Government and union talks on public sector pay are likely to centre on reducing the pension levy introduced in 2009. The talks are scheduled to begin next year.
Consultations have been taking place over recent months within the trade union movement in advance of the talks. They will be the first talks since 2008 that focus on improving terms and conditions.
One highly placed source said the pension levy was likely to be the “main currency” in the negotiations, although it was expected other issues would also be discussed.
The pension levy, which averages about 7.5 per cent, was one of the first of a number of measures introduced by successive governments since 2009 to reduce the public service pay and pensions bill.
Boost
A cut in the pension levy would increase take-home pay of public service staff.
Some sources say boosting income by reducing the pension levy could prove less controversial for the Government than introducing a pay increase for the 300,000 staff in the public service.
Unions have argued that between the pension levy and pension contributions staff in the public service are paying 16.5-17 per cent on every euro earned over €24,000.
Another issue the unions will have to examine is how the talks could deliver on commitments that priority would be given in any pay restoration to staff earning below €35,000.

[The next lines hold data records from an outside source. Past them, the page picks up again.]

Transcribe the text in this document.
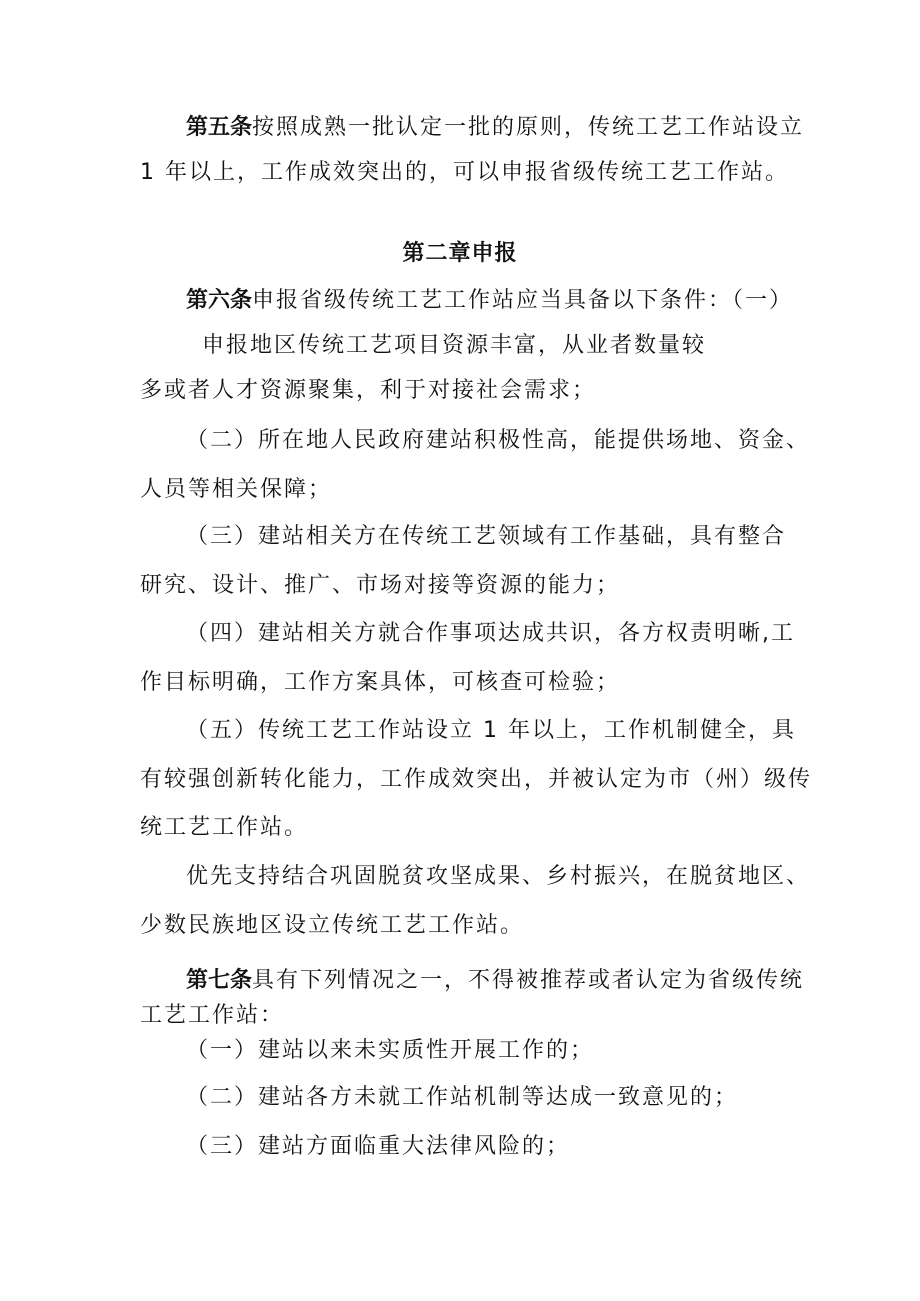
第五条按照成熟一批认定一批的原则，传统工艺工作站设立
1 年以上，工作成效突出的，可以申报省级传统工艺工作站。
第二章申报
第六条申报省级传统工艺工作站应当具备以下条件：（一）
申报地区传统工艺项目资源丰富，从业者数量较
多或者人才资源聚集，利于对接社会需求；
（二）所在地人民政府建站积极性高，能提供场地、资金、
人员等相关保障；
（三）建站相关方在传统工艺领域有工作基础，具有整合
研究、设计、推广、市场对接等资源的能力；
（四）建站相关方就合作事项达成共识，各方权责明晰,工
作目标明确，工作方案具体，可核查可检验；
（五）传统工艺工作站设立 1 年以上，工作机制健全，具
有较强创新转化能力，工作成效突出，并被认定为市（州）级传
统工艺工作站。
优先支持结合巩固脱贫攻坚成果、乡村振兴，在脱贫地区、
少数民族地区设立传统工艺工作站。
第七条具有下列情况之一，不得被推荐或者认定为省级传统
工艺工作站：
（一）建站以来未实质性开展工作的；
（二）建站各方未就工作站机制等达成一致意见的；
（三）建站方面临重大法律风险的；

The current Haddington Road agreement on public service pay and productivity is scheduled to run until mid-2016.
Public finances
Unions warned before the deal was signed that if it achieved its target of bringing the deficit in the public finances below 3 per cent they would lodge a pay claim at an early date.

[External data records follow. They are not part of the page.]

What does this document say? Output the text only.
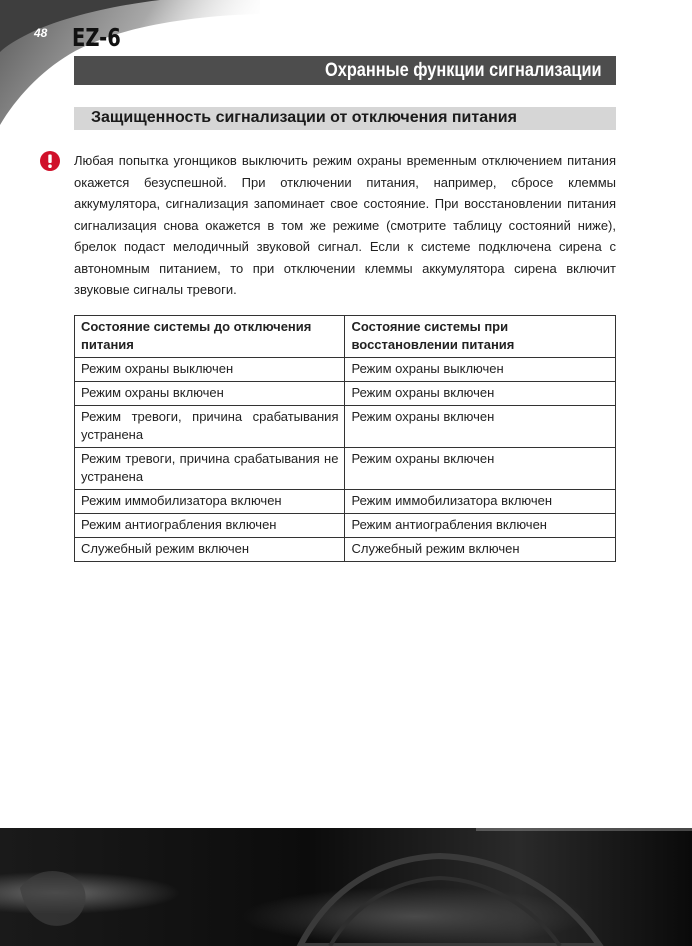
48 EZ-6
Охранные функции сигнализации
Защищенность сигнализации от отключения питания

Любая попытка угонщиков выключить режим охраны временным отключением питания окажется безуспешной. При отключении питания, например, сбросе клеммы аккумулятора, сигнализация запоминает свое состояние. При восстановлении питания сигнализация снова окажется в том же режиме (смотрите таблицу состояний ниже), брелок подаст мелодичный звуковой сигнал. Если к системе подключена сирена с автономным питанием, то при отключении клеммы аккумулятора сирена включит звуковые сигналы тревоги.

Состояние системы до отключения питания	Состояние системы при восстановлении питания
Режим охраны выключен	Режим охраны выключен
Режим охраны включен	Режим охраны включен
Режим тревоги, причина срабатывания устранена	Режим охраны включен
Режим тревоги, причина срабатывания не устранена	Режим охраны включен
Режим иммобилизатора включен	Режим иммобилизатора включен
Режим антиограбления включен	Режим антиограбления включен
Служебный режим включен	Служебный режим включен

Minister for Public Expenditure and Reform Brendan Howlin said this year he expected to engage in talks with the public service unions in 2015 on a wind-down of financial emergency legislation which underpinned the public service pay and pension cuts.
Highly placed union sources believe there will only be a relatively brief window for the new talks given that the process will have to be completed before the budget next October.
It is not expected the talks will get under way until after the union conference season in April and early May.
Sources suggested this would leave a period from the end of May to the end of July, with possibly an extension into September, to reach a deal.